Menurut Vegh, sikap Orban yang akhirnya menerima perpanjangan sanksi menunjukkan bahwa ia mempertimbangkan dinamika hubungan AS.

“Posisi Trump mungkin mengejutkan bagi Hungaria,” ujarnya. Orban pun kini harus lebih berhati-hati dalam menjaga hubungannya dengan Moskow dan Washington.

UE Longgarkan Sanksi terhadap Suriah

Di sisi lain, Uni Eropa juga mempertimbangkan perubahan kebijakan terhadap Suriah. Dengan mempertimbangkan perkembangan di bawah otoritas transisi kelompok Islamis Hayat Tahrir al-Sham (HTS)—mantan afiliasi al-Qaeda—UE mulai membuka opsi untuk melonggarkan sanksi terhadap negara yang masih dilanda konflik itu.

Blok Eropa menyetujui “peta jalan” untuk melonggarkan sanksi sambil tetap mempertahankan kemungkinan pemberlakuan kembali jika Suriah gagal membentuk pemerintahan yang inklusif atau terbukti melakukan pelanggaran hak asasi manusia yang serius.
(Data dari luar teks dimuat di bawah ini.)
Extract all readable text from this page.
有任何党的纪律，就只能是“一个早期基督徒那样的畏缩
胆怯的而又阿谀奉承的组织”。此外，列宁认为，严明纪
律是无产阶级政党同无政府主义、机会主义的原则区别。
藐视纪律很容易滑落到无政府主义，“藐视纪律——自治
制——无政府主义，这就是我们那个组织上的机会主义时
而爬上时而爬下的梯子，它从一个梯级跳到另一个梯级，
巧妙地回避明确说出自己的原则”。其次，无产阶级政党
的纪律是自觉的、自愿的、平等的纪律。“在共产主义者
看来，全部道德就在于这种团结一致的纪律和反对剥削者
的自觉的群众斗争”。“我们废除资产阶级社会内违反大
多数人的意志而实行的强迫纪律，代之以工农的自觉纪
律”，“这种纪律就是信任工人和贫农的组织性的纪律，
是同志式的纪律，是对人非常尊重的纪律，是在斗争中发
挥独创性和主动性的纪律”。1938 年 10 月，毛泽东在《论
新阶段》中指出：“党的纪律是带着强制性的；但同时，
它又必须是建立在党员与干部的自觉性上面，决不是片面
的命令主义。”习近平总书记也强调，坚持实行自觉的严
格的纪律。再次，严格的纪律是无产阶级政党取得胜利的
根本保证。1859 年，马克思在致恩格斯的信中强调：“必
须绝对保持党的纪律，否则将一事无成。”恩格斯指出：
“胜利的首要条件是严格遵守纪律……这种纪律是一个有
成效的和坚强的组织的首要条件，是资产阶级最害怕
Julien Barnes-Dacey, Direktur Program Timur Tengah & Afrika Utara di Dewan Hubungan Luar Negeri Eropa (ECFR), menyatakan bahwa semakin banyak negara Eropa yang menyadari perlunya mempercepat pencabutan sanksi.

“Kondisi ekonomi yang buruk jelas merupakan salah satu tantangan terbesar yang dihadapi transisi positif. Ada risiko nyata bahwa jika negara tidak dapat distabilkan, keadaan dapat memburuk dengan cepat,” kata Barnes-Dacey kepada DW.